Il a souri en nous voyant arriver, nous félicitant pour nos « exploits » contre les Redbrands, et s’est présenté comme Daran Edermath, un ancien maréchal ayant servi le long de la côte des Dragons, revenu dans sa région natale pour y finir paisiblement ses jours. Pas n’importe qui, donc : parvenir jusqu’à l’âge de la retraite, surtout après une aussi longue vie, c’est un peu le Graal de tout aventurier. (Je me demande d’où vient cette expression : « Graal » ?)

Il nous a confié que si nous l’avions rencontré quelques jours auparavant, il nous aurait sans nul doute demandé de nous occuper des Redbrands. J’ai bien tenté de négocier une récompense rétroactive, mais comme vous l’aurez compris, l’âge lui a fait perdre le sens des réalités.

Goth l’a ensuite interrogé sur son opinion quant au débat politique qui agite Phandalin en ce moment, mais il se moquait visiblement de savoir qui dirigerait la ville tant que l’ordre et la loi seraient respectées. Nous avons alors pris congé du demi-elfe pour nous rendre à l’hôtel de ville, où Pierre s’est plongé dans les parchemins récupérés chez Glasstaff. D’après ce que j’ai compris, il s’agissait de notes de travail dédiées au développement de nouveaux sorts, notamment des potions d’invisibilité, mais les recherches n’en étaient apparemment qu’au stade expérimental. Quant aux bouquins, ce n’était finalement que du tout-venant, mais notre mage a quand même fait main basse sur le journal de bord d’un aventurier nain. Oui, il lit aussi le nain. Y a-t-il une langue qu’il ne connaît pas ?

Après ça nous sommes retournés voir sœur Garaele, et c’est là qu’elle nous a expliqué ce qu’elle attendait de nous. Dans la pièce où nous discutions étaient posées quatre toiles cachées derrière un drap, indiquant qu’elle s’était mise à la peinture depuis la dernière fois que nous l’avions vue. Curieux, j’ai poliment demandé de quoi il s’agissait. Elle nous a répondu que c’était les résultats d’une divination, et je n’ai pu m’empêcher de solliciter son autorisation d’admirer les tableaux…

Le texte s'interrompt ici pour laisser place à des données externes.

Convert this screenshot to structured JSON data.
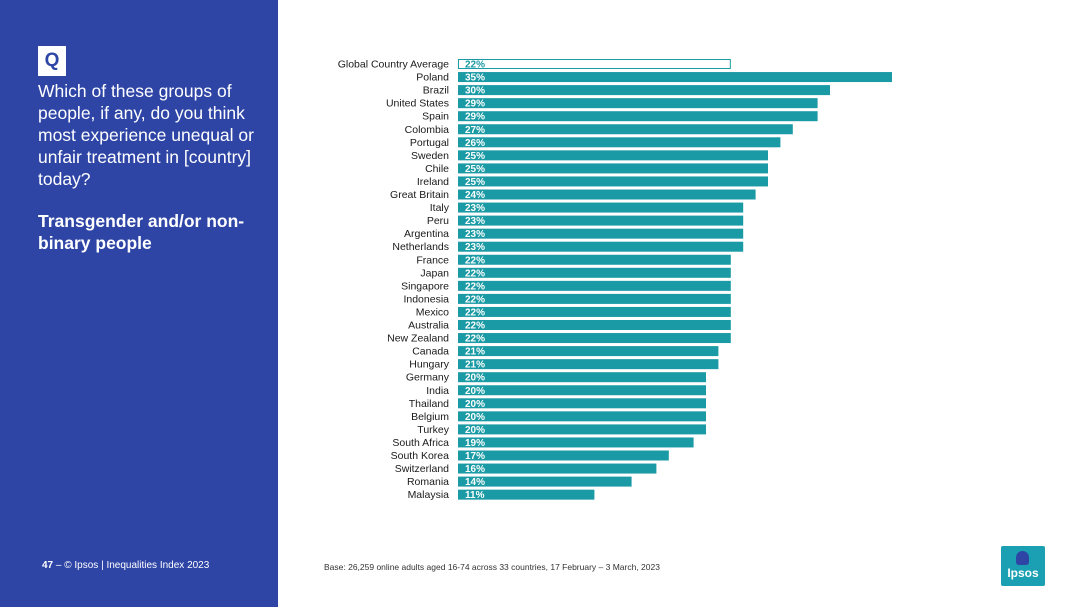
{
  "left_panel": {
    "badge": "Q",
    "question": "Which of these groups of people, if any, do you think most experience unequal or unfair treatment in [country] today?",
    "subject": "Transgender and/or non-binary people",
    "page_number": "47",
    "footer": "© Ipsos | Inequalities Index 2023"
  },
  "base_note": "Base: 26,259 online adults aged 16-74 across 33 countries, 17 February – 3 March, 2023",
  "logo": {
    "text": "Ipsos"
  },
  "colors": {
    "panel": "#2e45a6",
    "bar": "#1a9aa4",
    "highlight_outline": "#1a9aa4",
    "logo": "#1aa0b2"
  },
  "chart_data": {
    "type": "bar",
    "orientation": "horizontal",
    "categories": [
      "Global Country Average",
      "Poland",
      "Brazil",
      "United States",
      "Spain",
      "Colombia",
      "Portugal",
      "Sweden",
      "Chile",
      "Ireland",
      "Great Britain",
      "Italy",
      "Peru",
      "Argentina",
      "Netherlands",
      "France",
      "Japan",
      "Singapore",
      "Indonesia",
      "Mexico",
      "Australia",
      "New Zealand",
      "Canada",
      "Hungary",
      "Germany",
      "India",
      "Thailand",
      "Belgium",
      "Turkey",
      "South Africa",
      "South Korea",
      "Switzerland",
      "Romania",
      "Malaysia"
    ],
    "values": [
      22,
      35,
      30,
      29,
      29,
      27,
      26,
      25,
      25,
      25,
      24,
      23,
      23,
      23,
      23,
      22,
      22,
      22,
      22,
      22,
      22,
      22,
      21,
      21,
      20,
      20,
      20,
      20,
      20,
      19,
      17,
      16,
      14,
      11
    ],
    "labels": [
      "22%",
      "35%",
      "30%",
      "29%",
      "29%",
      "27%",
      "26%",
      "25%",
      "25%",
      "25%",
      "24%",
      "23%",
      "23%",
      "23%",
      "23%",
      "22%",
      "22%",
      "22%",
      "22%",
      "22%",
      "22%",
      "22%",
      "21%",
      "21%",
      "20%",
      "20%",
      "20%",
      "20%",
      "20%",
      "19%",
      "17%",
      "16%",
      "14%",
      "11%"
    ],
    "highlight_index": 0,
    "xlim": [
      0,
      35
    ],
    "grid": false,
    "legend": "none"
  }
}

Quelle n’a pas été ma suprise de découvrir quatre peintures de moi, Pierre, Goth et Wulfwig ! Je devrais d’ailleurs dire huit et non quatre, car les toiles étaient divisées en deux dans le sens de la hauteur, chaque moitié représentant un futur potentiel…

Pour notre mago, la scène de gauche représentait un temple d’Ogma restauré, devenu une bibliothèque aux rayons remplis de livres, de grimoires et de parchemins, dans laquelle Anarondo, un peu plus vieux et vêtu d’une robe d’archimage, enseignait à de nombreux étudiants. La scène de droite, elle, dépeignait un nothic portant les vêtements du même Anarondo…

Pour Goth, le premier des deux avenirs le montrait devant un manoir de Tresendar restauré et resplendissant. D’âge mûr, portant des vêtements seigneuriaux et entouré d’un groupe de chevaliers en armure, il observait depuis la colline une Phandalin radieuse, reconstruite, ayant quasiment retrouvé la splendeur de sa grande époque. En miroir, le manoir de Tresendar était devenu une haute tour noire inquiétante, et Goth, une expression sadique au visage, menait une bande de sergents d’armes armés de fléaux et de fouets vers une Phandalin toujours à moitié en ruines, sous de lourds nuages noirs, à la rencontre d’habitants mélancoliques, sans espoir, et pour certains terrifiés.

Pour Wulfwig, une énorme statue le représentant bandant son arc héroïquement trônait au centre de la place principale d’une Thundertree restaurée d’un côté, tandis que de l’autre le même Wulfwig, famélique et vêtu de guenilles de mendiant, gisait dans le caniveau d’une cité portuaire, ignoré de tous.

Quant à moi, l’image de gauche me représentait dans le dos d’un dragon couché sur son trésor, subtilisant dans son repaire une lanterne merveilleuse, forgée d’or et d’argent, et dont l’aura brillait de mille feux colorés. L’image de droite, pour sa part, me voyait à la tête d’une bande d’individus encapuchonnés, présidant à l’exécution d’un prisonnier.

Je me demande pourquoi je suis le seul de nous quatre à avoir droit à deux futurs radieux ?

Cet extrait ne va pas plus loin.